Prática é considerada crime grave e pode redundar em prisão, caso seja grande a quantidade de produtos com data de validade expirada
Agentes do Procon realizam fiscalização em estabelecimento, conferindo data de validade de produtos em gôndolas (Foto/Divulgação)
Não é raro andar pelas ruas e ver produtos mais baratos que o habitual por estarem próximos da data de vencimento. Entretanto, continuar a comercialização após a validade ser expirada é crime. Em Uberaba, 23 empresas estão respondendo a processos, por comercialização de produtos vencidos, na Fundação Municipal de Proteção e Defesa do Consumidor (Procon Uberaba).

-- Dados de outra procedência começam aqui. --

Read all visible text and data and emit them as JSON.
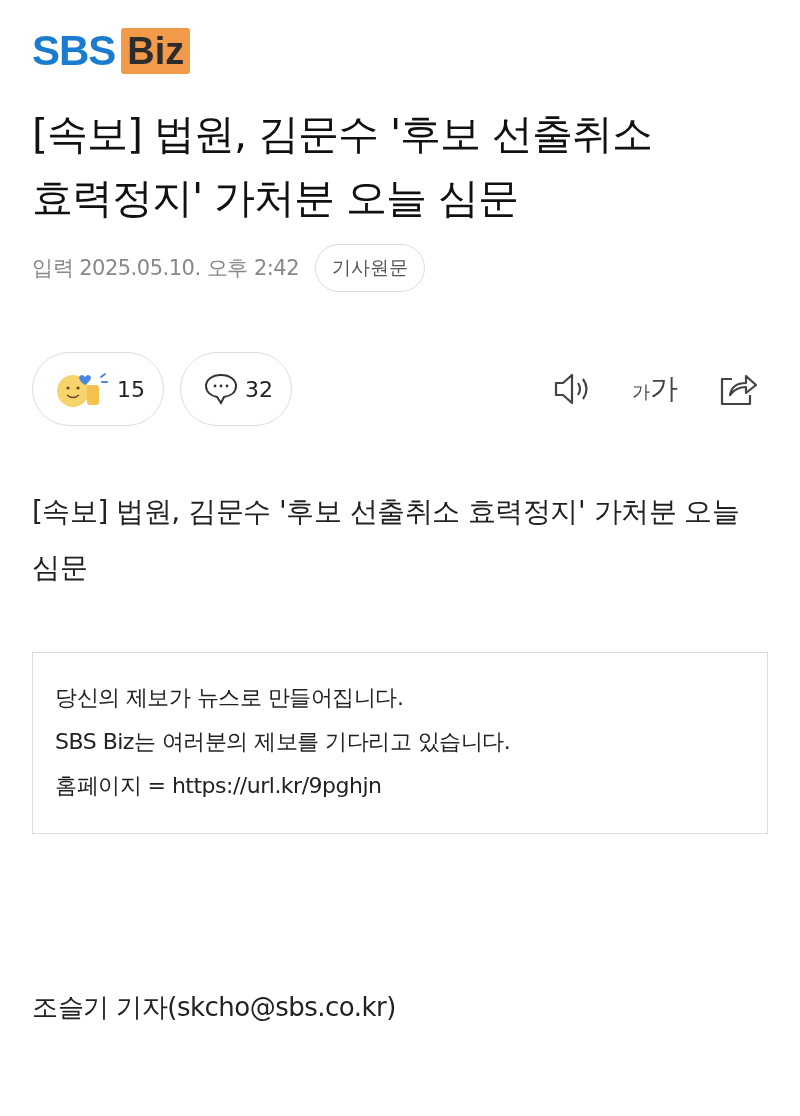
{
  "logo": {
    "part_1": "SBS",
    "part_2": "Biz"
  },
  "headline": "[속보] 법원, 김문수 '후보 선출취소 효력정지' 가처분 오늘 심문",
  "meta": {
    "date": "입력 2025.05.10. 오후 2:42",
    "source_button": "기사원문"
  },
  "actions": {
    "reactions": "15",
    "comments": "32",
    "font_size": {
      "small": "가",
      "large": "가"
    }
  },
  "body": "[속보] 법원, 김문수 '후보 선출취소 효력정지' 가처분 오늘 심문",
  "notice": [
    "당신의 제보가 뉴스로 만들어집니다.",
    "SBS Biz는 여러분의 제보를 기다리고 있습니다.",
    "홈페이지 = https://url.kr/9pghjn"
  ],
  "byline": "조슬기 기자(skcho@sbs.co.kr)"
}
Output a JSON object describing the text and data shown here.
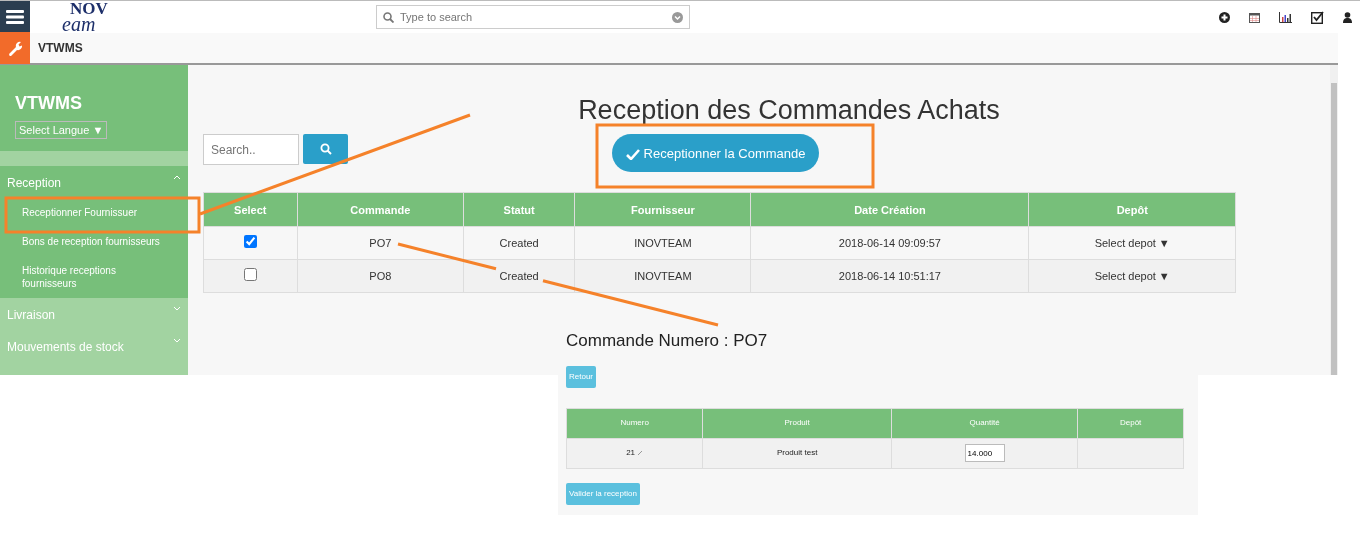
{
  "app": {
    "brand": "VTWMS",
    "logo_top": "NOV",
    "logo_bottom": "eam"
  },
  "search": {
    "placeholder": "Type to search"
  },
  "sidebar": {
    "title": "VTWMS",
    "language": "Select Langue ▼",
    "sections": [
      {
        "label": "Reception",
        "expanded": true,
        "children": [
          {
            "label": "Receptionner Fournissuer"
          },
          {
            "label": "Bons de reception fournisseurs"
          },
          {
            "label": "Historique receptions fournisseurs"
          }
        ]
      },
      {
        "label": "Livraison",
        "expanded": false
      },
      {
        "label": "Mouvements de stock",
        "expanded": false
      }
    ]
  },
  "page": {
    "title": "Reception des Commandes Achats",
    "search_placeholder": "Search..",
    "action": "Receptionner la Commande"
  },
  "orders": {
    "columns": [
      "Select",
      "Commande",
      "Statut",
      "Fournisseur",
      "Date Création",
      "Depôt"
    ],
    "rows": [
      {
        "checked": true,
        "commande": "PO7",
        "statut": "Created",
        "fournisseur": "INOVTEAM",
        "date": "2018-06-14 09:09:57",
        "depot": "Select depot ▼"
      },
      {
        "checked": false,
        "commande": "PO8",
        "statut": "Created",
        "fournisseur": "INOVTEAM",
        "date": "2018-06-14 10:51:17",
        "depot": "Select depot ▼"
      }
    ]
  },
  "detail": {
    "title": "Commande Numero : PO7",
    "back": "Retour",
    "columns": [
      "Numero",
      "Produit",
      "Quantité",
      "Depôt"
    ],
    "rows": [
      {
        "numero": "21",
        "produit": "Produit test",
        "quantite": "14.000"
      }
    ],
    "submit": "Valider la reception"
  }
}
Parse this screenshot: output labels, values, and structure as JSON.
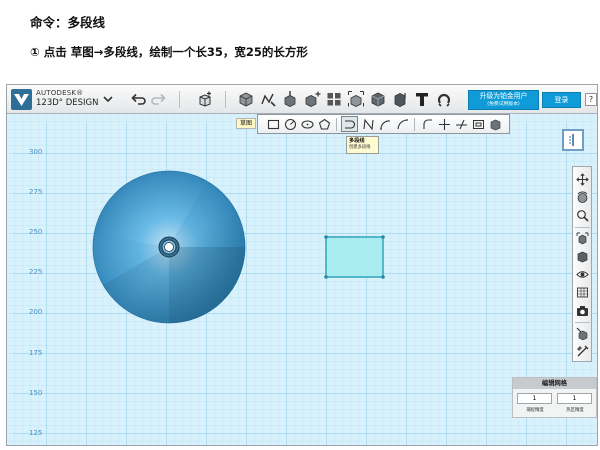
{
  "document": {
    "title": "命令：多段线",
    "step": "①  点击  草图→多段线，绘制一个长35，宽25的长方形"
  },
  "app": {
    "brand_line1": "AUTODESK®",
    "brand_line2": "123D° DESIGN",
    "upgrade_line1": "升级为铂金用户",
    "upgrade_line2": "(免费试用版本)",
    "login_label": "登录",
    "help_label": "?"
  },
  "toolbar": {
    "icons": [
      "undo-icon",
      "redo-icon",
      "add-primitive-icon",
      "primitives-icon",
      "sketch-icon",
      "construct-icon",
      "modify-icon",
      "pattern-icon",
      "grouping-icon",
      "combine-icon",
      "measure-icon",
      "text-icon",
      "snap-icon"
    ]
  },
  "sketch": {
    "label": "草图",
    "tools": [
      "sketch-rectangle-icon",
      "sketch-circle-icon",
      "sketch-ellipse-icon",
      "sketch-polygon-icon",
      "sketch-polyline-icon",
      "sketch-spline-icon",
      "sketch-two-point-arc-icon",
      "sketch-three-point-arc-icon",
      "sketch-fillet-icon",
      "sketch-trim-icon",
      "sketch-extend-icon",
      "sketch-offset-icon",
      "sketch-project-icon"
    ],
    "active_tool": "sketch-polyline-icon",
    "tooltip_title": "多段线",
    "tooltip_desc": "创建多段线"
  },
  "axis_labels": [
    "300",
    "275",
    "250",
    "225",
    "200",
    "175",
    "150",
    "125"
  ],
  "grid_panel": {
    "title": "编辑网格",
    "snap_value": "1",
    "grid_value": "1",
    "snap_caption": "捕捉精度",
    "grid_caption": "热区精度"
  },
  "colors": {
    "accent": "#0f9bd7",
    "grid_background": "#d6eff9",
    "sketch_fill": "#a8ecf0",
    "sketch_stroke": "#3aa9bf",
    "cone": "#3a8fc4"
  }
}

Na lista das empresas já multadas aparecem grandes lojas. Algumas, por mais de uma vez, sendo que a prática pode incorrer, inclusive, em prisão do responsável. A condução do infrator a uma delegacia de polícia só deve ocorrer quando for grande a quantidade de produtos vencidos expostos aos consumidores e conforme orientação do Ministério Público.
A exposição à venda de produtos vencidos é considerada crime grave, previsto no artigo 7º, inciso IX da Lei 8.137/90, com pena de detenção de dois a cinco anos para o comerciante infrator ou gerente do estabelecimento. Entretanto, o Procon esclarece que não tem autoridade ou competência para prender, tampouco conduzir funcionários, gerentes e/ou proprietários de estabelecimentos.
“O Procon Municipal, dentro de sua competência na legislação consumerista, atende às demandas individuais, ou seja, atende às denúncias do consumidor. Assim, constatada a irregularidade, a fiscalização avalia a gravidade da situação, emite o auto de infração e, caso necessário, aciona os órgãos competentes, tais com Vigilância Sanitária, Procon Estadual e polícias, entre outros. Os referidos órgãos tomam as medidas cabíveis e que acharem necessárias, mediante o estado de flagrância perante a constatação de um crime conforme legislação”, informa, em nota.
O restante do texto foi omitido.